We need lots of assurance in this earthly life, because we have to endure a lot of bad things before we can enjoy the good things without restraint.

It is easy to become discouraged in the midst of sufferings; and easy also to give up altogether. We need only see how many people have done so to realize that.

Events such as the Transfiguration, and even more so the Resurrection, remind us that our suffering is finite; is limited in time and extent.
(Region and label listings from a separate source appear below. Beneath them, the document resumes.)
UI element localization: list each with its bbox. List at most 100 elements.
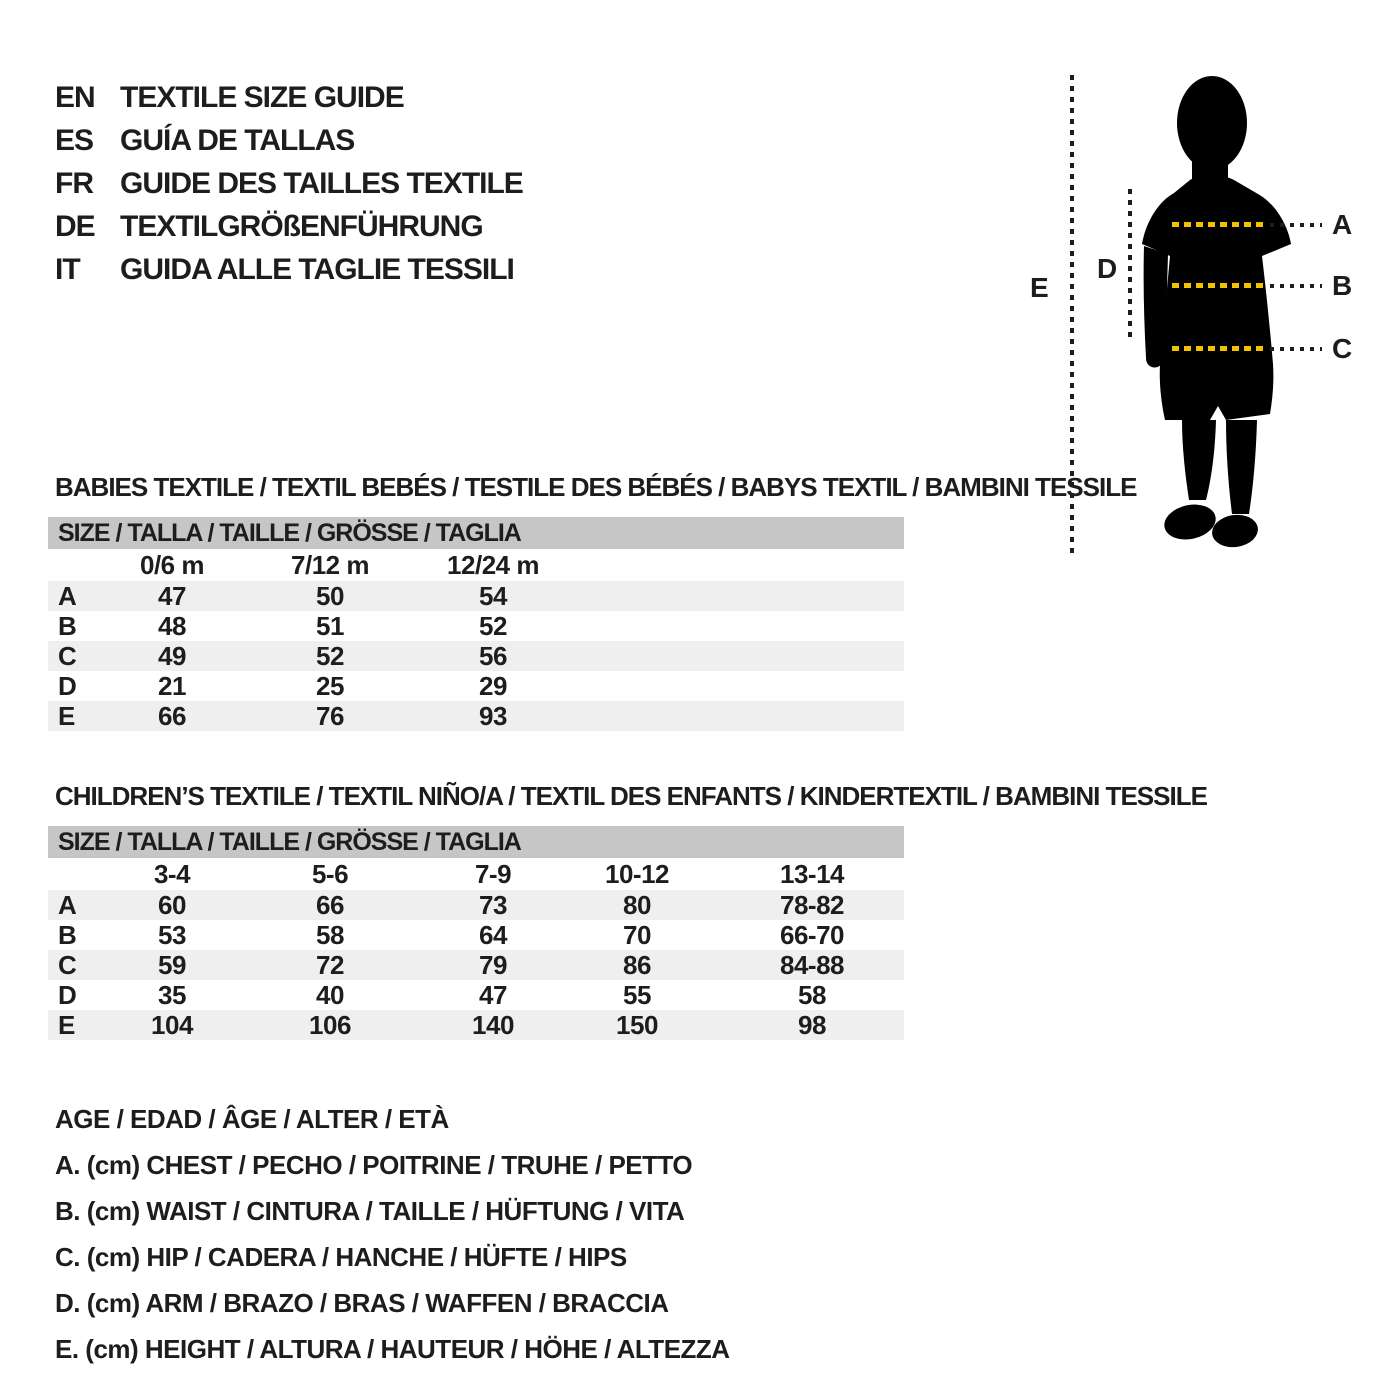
children-section-title: CHILDREN’S TEXTILE / TEXTIL NIÑO/A / TEX… (55, 781, 1208, 811)
language-title: GUÍA DE TALLAS (120, 124, 355, 157)
babies-cell-value: 54 (479, 581, 507, 611)
measure-label-c: C (1332, 333, 1353, 364)
measure-label-a: A (1332, 209, 1353, 240)
children-cell-value: 59 (158, 950, 186, 980)
language-title: TEXTILGRÖßENFÜHRUNG (120, 210, 484, 243)
language-title: GUIDA ALLE TAGLIE TESSILI (120, 253, 515, 286)
children-table-row: A 60 66 73 80 78-82 (48, 890, 904, 920)
children-column-header: 13-14 (780, 859, 845, 889)
children-cell-value: 64 (479, 920, 507, 950)
babies-row-label: C (58, 641, 77, 671)
babies-cell-value: 52 (479, 611, 507, 641)
chest-measure-dots-A (1270, 223, 1322, 227)
language-code: ES (55, 124, 94, 157)
measure-label-d: D (1097, 253, 1118, 284)
babies-cell-value: 21 (158, 671, 186, 701)
babies-size-header-bar: SIZE / TALLA / TAILLE / GRÖSSE / TAGLIA (48, 517, 904, 549)
waist-measure-dots-B (1270, 284, 1322, 288)
children-column-header: 7-9 (474, 859, 512, 889)
children-cell-value: 80 (623, 890, 651, 920)
babies-cell-value: 25 (316, 671, 344, 701)
babies-cell-value: 76 (316, 701, 344, 731)
babies-row-label: B (58, 611, 77, 641)
babies-column-header-row: 0/6 m 7/12 m 12/24 m (48, 549, 904, 581)
legend-age-line: AGE / EDAD / ÂGE / ALTER / ETÀ (55, 1104, 449, 1134)
children-cell-value: 47 (479, 980, 507, 1010)
children-cell-value: 86 (623, 950, 651, 980)
silhouette-left-arm (1143, 246, 1168, 368)
babies-cell-value: 49 (158, 641, 186, 671)
language-code: FR (55, 167, 94, 200)
babies-section-title: BABIES TEXTILE / TEXTIL BEBÉS / TESTILE … (55, 472, 1137, 502)
language-title-list: EN TEXTILE SIZE GUIDE ES GUÍA DE TALLAS FR GU… (55, 76, 524, 291)
children-column-header-row: 3-4 5-6 7-9 10-12 13-14 (48, 858, 904, 890)
babies-table-row: B 48 51 52 (48, 611, 904, 641)
silhouette-right-foot (1212, 514, 1258, 548)
silhouette-right-leg (1226, 420, 1257, 514)
babies-cell-value: 93 (479, 701, 507, 731)
children-row-label: D (58, 980, 77, 1010)
children-cell-value: 60 (158, 890, 186, 920)
child-silhouette-graphic (1142, 76, 1291, 548)
babies-column-header: 12/24 m (447, 550, 539, 580)
language-code: EN (55, 81, 96, 114)
measure-label-b: B (1332, 270, 1353, 301)
waist-measure-dash-B (1172, 283, 1264, 288)
babies-cell-value: 52 (316, 641, 344, 671)
children-cell-value: 106 (309, 1010, 351, 1040)
children-cell-value: 84-88 (780, 950, 845, 980)
children-cell-value: 73 (479, 890, 507, 920)
babies-cell-value: 66 (158, 701, 186, 731)
children-cell-value: 66 (316, 890, 344, 920)
children-cell-value: 53 (158, 920, 186, 950)
children-cell-value: 35 (158, 980, 186, 1010)
legend-item: A. (cm) CHEST / PECHO / POITRINE / TRUHE… (55, 1150, 693, 1180)
language-row: IT GUIDA ALLE TAGLIE TESSILI (55, 248, 523, 291)
hip-measure-dash-C (1172, 346, 1264, 351)
language-row: EN TEXTILE SIZE GUIDE (55, 76, 523, 119)
children-column-header: 3-4 (153, 859, 191, 889)
children-cell-value: 79 (479, 950, 507, 980)
children-cell-value: 66-70 (780, 920, 845, 950)
language-row: DE TEXTILGRÖßENFÜHRUNG (55, 205, 523, 248)
children-table-row: D 35 40 47 55 58 (48, 980, 904, 1010)
children-cell-value: 70 (623, 920, 651, 950)
children-cell-value: 78-82 (780, 890, 845, 920)
arm-measure-line-D (1128, 189, 1132, 341)
babies-cell-value: 48 (158, 611, 186, 641)
babies-table-row: C 49 52 56 (48, 641, 904, 671)
language-row: FR GUIDE DES TAILLES TEXTILE (55, 162, 524, 205)
silhouette-head (1177, 76, 1247, 170)
legend-item: C. (cm) HIP / CADERA / HANCHE / HÜFTE / … (55, 1242, 627, 1272)
children-cell-value: 98 (798, 1010, 826, 1040)
children-cell-value: 58 (798, 980, 826, 1010)
silhouette-left-leg (1182, 420, 1216, 500)
babies-column-header: 0/6 m (140, 550, 205, 580)
children-cell-value: 58 (316, 920, 344, 950)
measure-label-e: E (1030, 272, 1049, 303)
babies-cell-value: 47 (158, 581, 186, 611)
children-row-label: C (58, 950, 77, 980)
children-column-header: 10-12 (605, 859, 670, 889)
children-table-row: B 53 58 64 70 66-70 (48, 920, 904, 950)
babies-cell-value: 29 (479, 671, 507, 701)
language-title: TEXTILE SIZE GUIDE (120, 81, 405, 114)
children-cell-value: 140 (472, 1010, 514, 1040)
chest-measure-dash-A (1172, 222, 1264, 227)
legend-item: E. (cm) HEIGHT / ALTURA / HAUTEUR / HÖHE… (55, 1334, 730, 1364)
children-table-row: E 104 106 140 150 98 (48, 1010, 904, 1040)
babies-row-label: A (58, 581, 77, 611)
legend-item: B. (cm) WAIST / CINTURA / TAILLE / HÜFTU… (55, 1196, 685, 1226)
babies-table-row: D 21 25 29 (48, 671, 904, 701)
language-code: DE (55, 210, 96, 243)
children-row-label: A (58, 890, 77, 920)
silhouette-left-foot (1164, 504, 1216, 540)
babies-table-row: A 47 50 54 (48, 581, 904, 611)
silhouette-shorts (1159, 364, 1274, 420)
babies-cell-value: 56 (479, 641, 507, 671)
babies-table-row: E 66 76 93 (48, 701, 904, 731)
babies-row-label: D (58, 671, 77, 701)
language-code: IT (55, 253, 81, 286)
legend-item-list: A. (cm) CHEST / PECHO / POITRINE / TRUHE… (55, 1142, 730, 1372)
We have to suffer only a short time (1 P 5,10); whatever we suffer is more than compensated by the weight of glory (2 Co 4.17).

We find it hard to be cheerful in the midst of suffering, but it does help certainly to know there is great glory coming afterwards.

Why do we have to suffer? Because we are caught up in a war between good and evil; and it is impossible to come through a war without someone getting hurt (and that might include us).

We will be glad to talk of our battles once they are over. Just now they are not over. We are still fighting on many fronts – our own concupiscence; dealing with divisions within the Church; dealing with the wider society, so intent on denying or ignoring the ways of God.

It is as certain as day follows night that good will prevail. The whole of creation is in God's hands; He holds all the cards.

If the power of evil appears unchecked it is only because God permits it.

As we go through the battles we grow in spiritual maturity. Our capacity to love, to endure, to understand – these are all increased; as is our trust in God.

We become strong enough to withstand misfortune, and we are able to trust in God even if the whole sky falls in on us, cf the experiences of Job.

God does not overtax us in practice, knowing that we are still learners in the spiritual life, but  at least on principle we would be able to survive, even if we suffered like Job.

By the grace of God we can overcome anything that comes in our path.

Thus we can negotiate the Cross and not be intimidated by it, knowing that the grace will be available, and that the Resurrection comes straight after.

The mountain-top experience enables us to see the whole of our lives in one scene. We rise above the details of the current crises, and see the whole picture, as God always could see.

We have a long history which has brought us this far. We do not know how much longer before God wraps up the whole proceedings, but it is our privilege to be able to be some part of the story.

We are small players on a big canvas; yet we are important in God's sight.

Assured of a glorious destiny if we hold on to the end, we proceed in confidence.

Life would be a lot easier than it is if more people would trust in God. This lack of trust, as a general state of things, is one part of the Cross we have to endure.

If we trust, we will be helping others to do the same.

It is Cross followed by glory; night followed by day. We will see better times.

Tuesday, 10 March 2020

Making a spiritual Communion


MY Jesus, I believe that Thou art present in the Blessed Sacrament. I love Thee above all things and I desire Thee in my soul. Since I cannot now receive Thee sacramentally, come at least spiritually into my heart. As though Thou wert already there, I embrace Thee and unite myself wholly to Thee; permit not that I should ever be separated from Thee. Amen.


AT Thy feet, O my Jesus, I prostrate myself and I offer Thee repentance of my contrite heart, which is humbled in its nothingness and in Thy holy presence. I adore Thee in the Sacrament of Thy love, the ineffable Eucharist. I desire to receive Thee into the poor dwelling that my heart offers Thee. While waiting for the happiness of sacramental communion, I wish to possess Thee in spirit. Come to me, O my Jesus, since I, for my part, am coming to Thee! May Thy love embrace my whole being in life and in death. I believe in Thee, I hope in Thee, I love Thee. Amen.